Endoscopic ultrasound elastography (EUS-elastography), or sono-elastography, has emerged in the past 2 decades as a qualitative method of estimating tissue stiffness. Strain elastography allows for semi-quantitative measurements of the average elasticity of a lesion, and previous studies have proposed the strain ratio (SR) for overcoming the limitations of the elasticity score. The main objective of this study is to assess the specificity, sensitivity and predictive values of the SR measured by EUS-elastography in differentiating benign from malignant lymph nodes (LNs). This study also aims to find significant ultrasonographic features other than the SR which could help in predicting LN malignancy.
This prospective study included 126 Egyptian patients with lymphadenopathy. US and EUS-elastography and the SR were assessed, in addition to detailed sonographic features, including size, longest diameter, shortest diameter, ratio of shortest/longest diameter, echotexture (echogenic or echo-poor) and hilum (lost or preserved).

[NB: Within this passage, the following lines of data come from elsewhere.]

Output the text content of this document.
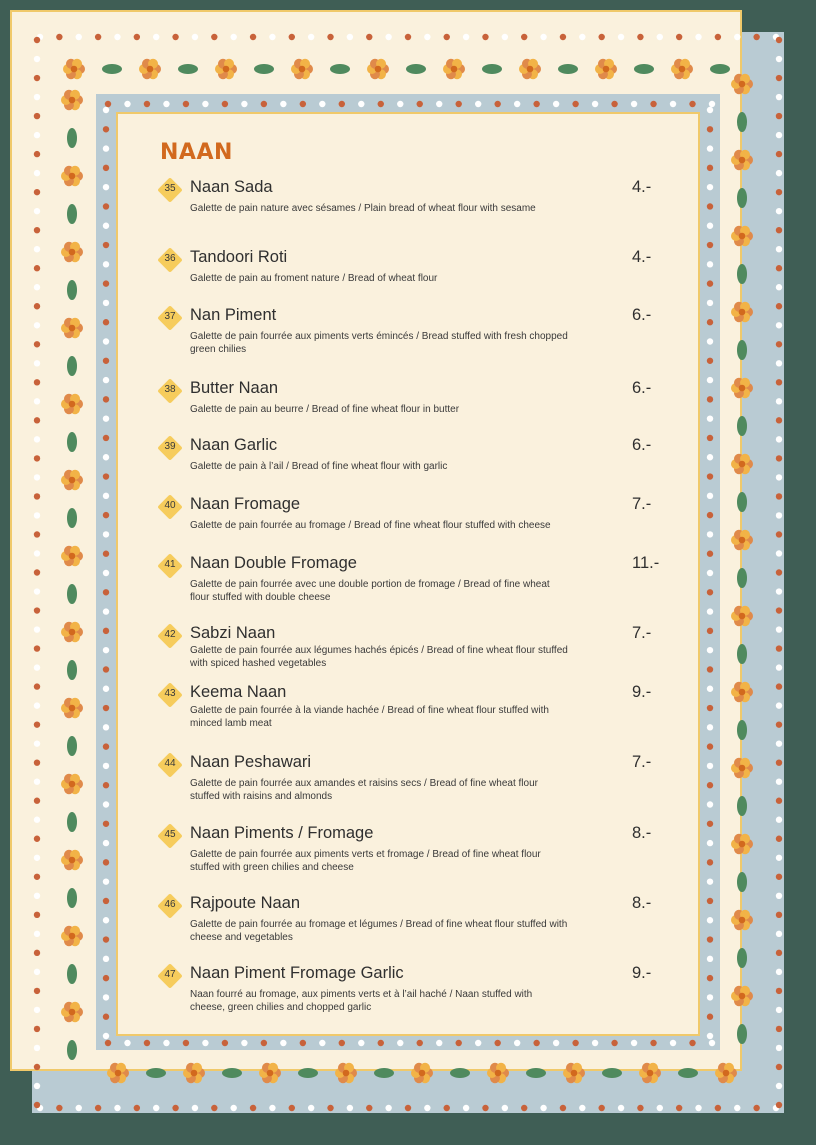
NAAN
35 Naan Sada	4.-
Galette de pain nature avec sésames / Plain bread of wheat flour with sesame
36 Tandoori Roti	4.-
Galette de pain au froment nature / Bread of wheat flour
37 Nan Piment	6.-
Galette de pain fourrée aux piments verts émincés / Bread stuffed with fresh chopped green chilies
38 Butter Naan	6.-
Galette de pain au beurre / Bread of fine wheat flour in butter
39 Naan Garlic	6.-
Galette de pain à l’ail / Bread of fine wheat flour with garlic
40 Naan Fromage	7.-
Galette de pain fourrée au fromage / Bread of fine wheat flour stuffed with cheese
41 Naan Double Fromage	11.-
Galette de pain fourrée avec une double portion de fromage / Bread of fine wheat flour stuffed with double cheese
42 Sabzi Naan	7.-
Galette de pain fourrée aux légumes hachés épicés / Bread of fine wheat flour stuffed with spiced hashed vegetables
43 Keema Naan	9.-
Galette de pain fourrée à la viande hachée / Bread of fine wheat flour stuffed with minced lamb meat
44 Naan Peshawari	7.-
Galette de pain fourrée aux amandes et raisins secs / Bread of fine wheat flour stuffed with raisins and almonds
45 Naan Piments / Fromage	8.-
Galette de pain fourrée aux piments verts et fromage / Bread of fine wheat flour stuffed with green chilies and cheese
46 Rajpoute Naan	8.-
Galette de pain fourrée au fromage et légumes / Bread of fine wheat flour stuffed with cheese and vegetables
47 Naan Piment Fromage Garlic	9.-
Naan fourré au fromage, aux piments verts et à l’ail haché / Naan stuffed with cheese, green chilies and chopped garlic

The SR cut-off value of 4.61 showed a sensitivity and specificity of 89.8% and 83.3%, respectively. This parameter had high positive and negative predictive values of 82.5% and 90.2%, respectively, for predicting malignant LNs. Univariate regression analysis showed that echogenicity, hilum preservation, elastography, the shortest dimension, the ratio of the shortest/longest dimension, ultrasound diagnosis and SR could be potential predictors of the final lymph node diagnosis. Sono-diagnosis depending on echogenicity, the shortest/longest diameter ratio and a preserved hilum in combination was the only predictive parameter in multivariate regression analysis.
EUS-elastography and the SR could be excellent prognostic indices in differentiating benign from malignant lymph nodes if combined with other US features.
内镜超声弹性成像(EUS弹性成像),即超声弹性成像,在过去20年中已成为一种评估组织硬度的定性方法。应变弹性成像能够对病变的平均弹性进行半定量测量,此前的研究提出了应变比(SR)以克服弹性评分的局限性。本研究的主要目的是评估EUS弹性成像测量的SR在鉴别良性与恶性淋巴结(LN)时的特异性、敏感性和预测价值。本研究还旨在找出除SR之外可有助于预测LN恶性的重要超声特征。
这项前瞻性研究纳入了126例患有淋巴结病的埃及患者。除了详细的超声特征,包括大小、最长径、最短径、最短径与最长径之比、回声纹理(高回声或低回声)和门部(消失或保留)外,还评估了超声(US)和EUS弹性成像以及SR。
SR临界值为4.61时,敏感性和特异性分别为89.8%和83.3%。该参数在预测恶性LN方面的阳性和阴性预测值分别高达82.5%和90.2%。单因素回归分析显示,回声性、门部保留、弹性成像、最短维度、最短与最长维度之比、超声诊断和SR可能是最终淋巴结诊断的潜在预测因素。多因素回归分析中,基于回声性、最短与最长径之比和保留的门部联合进行的超声诊断是唯一的预测参数。
如果结合其他超声特征,EUS弹性成像和SR在鉴别良性与恶性淋巴结方面可能是出色的预后指标。